While I appreciate athletic prowess as much as any other dedicated sports fan, my interest in the Olympic Games has always been casual, at best (perhaps with the exception of 1992, when I got to watch Larry Bird and Magic Johnson unite to pulverize team after team of shell-shocked factory workers who made their shoes). I'm not a fan of forced patriotism; I find it difficult to muster a personal interest in athletes that I've never heard of before and will likely never hear of again in a span of two weeks; and, most importantly, the vast majority of Olympic sports are all Greek to me [Ed. note: rim shot].
But that was before this year...when I became involved in a Fantasy Olympics League.
Gambling changes everything.
A little over a week ago, I had only a vague notion of who Michael Phelps--the face of not only my country's team but the entire 2008 Olympics--was; today, I could confidently engage in a detailed discussion about Germany's chances in the 25 meter rapid fire pistol (Ralf Schumann should set the table on the men's side). What inspired my drastic turnabout was surprisingly simple: the day before the games started, a group of my friends--gambling fiends, all--led by my wife, came to the arbitrary realization that the Beijing Olympics could serve as a platform for individual competition among themselves. When my wife offered me a piece of the action, I couldn't say "yes" fast enough; seeing, for the first time, the Olympic Games as a forum through which I might score more points than my friends and family members might score, I was suddenly an Olympics superfan.
Unfortunately, my fantasy team's chances got off the wrong foot twofold: not only did I draw a terrible position in the draft order, I was late to arrive to the event and my first two picks were chosen for me by committee. (I recovered as best as I could with my subsequent selections.) I have yet to even see the league scoreboard because it's at my wife's office; Monday through Wednesday, her only response to my nightly inquiries about my team's standing was, "you don't want to know". I didn't earn a single medal until Frederica Pellegrini finally got with the program and won gold in the women’s 200 meter freestyle...but by then, my chances for victory were long gone (especially since my "friend" Mikey--despite the fact that I made him my best man at my freaking wedding--refused, during the draft, to trade me Michael Phelps as a show of sympathy). Given that I had possessed minimal interest in the Olympics less than a week earlier, one might assume that I would have had no trouble accepting my failure in my Fantasy Olympics League...
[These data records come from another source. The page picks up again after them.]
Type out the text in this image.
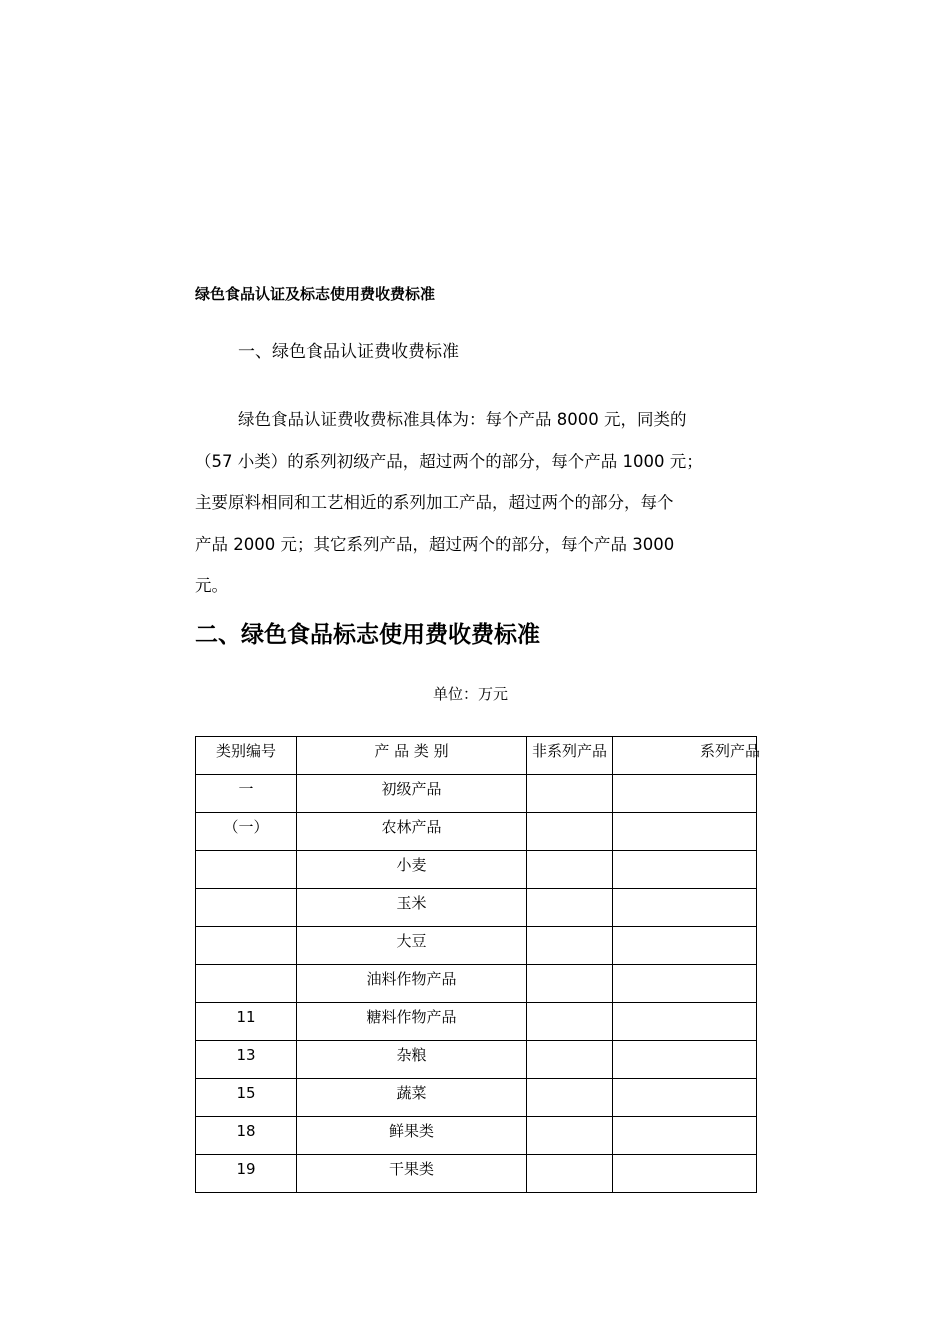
绿色食品认证及标志使用费收费标准
一、绿色食品认证费收费标准
绿色食品认证费收费标准具体为：每个产品 8000 元，同类的
（57 小类）的系列初级产品，超过两个的部分，每个产品 1000 元；
主要原料相同和工艺相近的系列加工产品，超过两个的部分，每个
产品 2000 元；其它系列产品，超过两个的部分，每个产品 3000
元。
二、绿色食品标志使用费收费标准
单位：万元
类别编号	产 品 类 别	非系列产品	系列产品
一	初级产品		
（一）	农林产品		
	小麦		
	玉米		
	大豆		
	油料作物产品		
11	糖料作物产品		
13	杂粮		
15	蔬菜		
18	鲜果类		
19	干果类		
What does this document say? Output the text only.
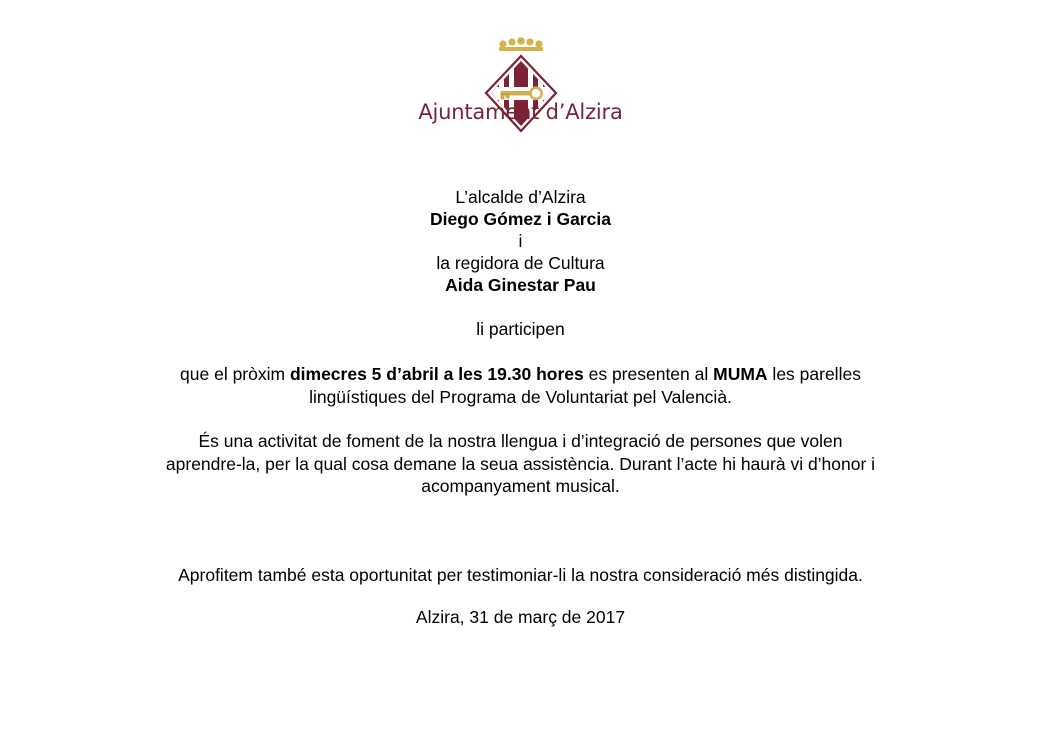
Ajuntament d’Alzira
L’alcalde d’Alzira
Diego Gómez i Garcia
i
la regidora de Cultura
Aida Ginestar Pau
li participen
que el pròxim dimecres 5 d’abril a les 19.30 hores es presenten al MUMA les parelles
lingüístiques del Programa de Voluntariat pel Valencià.
És una activitat de foment de la nostra llengua i d’integració de persones que volen
aprendre-la, per la qual cosa demane la seua assistència. Durant l’acte hi haurà vi d’honor i
acompanyament musical.
Aprofitem també esta oportunitat per testimoniar-li la nostra consideració més distingida.
Alzira, 31 de març de 2017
One would only assume this, however, if one had never participated in fantasy sports.
Prior to Pellegrini's victory Wednesday night, I had discerned from my wife that there was one person in the league besides me who had yet to earn a medal. After my Italian lady swimmer won the gold, my enthusiasm was renewed and refocused: with first place out of reach, my goal now was to defeat Alex--the other guy with no medals at the time--for not-last place.
It wouldn't be easy, and it would be very American: my team's best remaining chance for success was U.S. female gymnast Nastia Liukin; Alex's team's best remaining chance was Liukin's teammate and closest competitor, U.S. female gymnast Shawn Johnson. This was the kind of Olympic drama that you couldn't make up...the kind that fourth-place network NBC has been desperately attempting to fabricate at every opportunity.
Having acclimated myself to the U.S. women's gymnastics team two nights earlier--when they were ultimately defeated by the 9-year-old supermonkeys of the brazenly cheating Chinese team--I was worried that I had bet on the wrong horse: Nastia Liukin appeared to be a cold-blooded snake, while Shawn Johnson--who was on par with Liukin in terms of ability--came across as a good-natured and likable (if weirdly bemuscled) chipmunk. As a result, I wanted to write the whole thing off; I wanted not to care.
Nevertheless, I found myself glued to the television at 12:30 a.m. Friday morning--three hours after what I, on the west coast, was seeing on NBC's alleged "live" feed had actually happened--living and dying with every moment of the women's gymnastics finals.
I can't say that I'm not ashamed of myself...but I definitely would be a lot more ashamed if Nastia Liukin hadn't ended up totally kicking ass.
Go, Olympics! Go, America!
But mostly...go, uneducated wagers from which nothing can be gained but a slight and fleeting ego boost, if even that!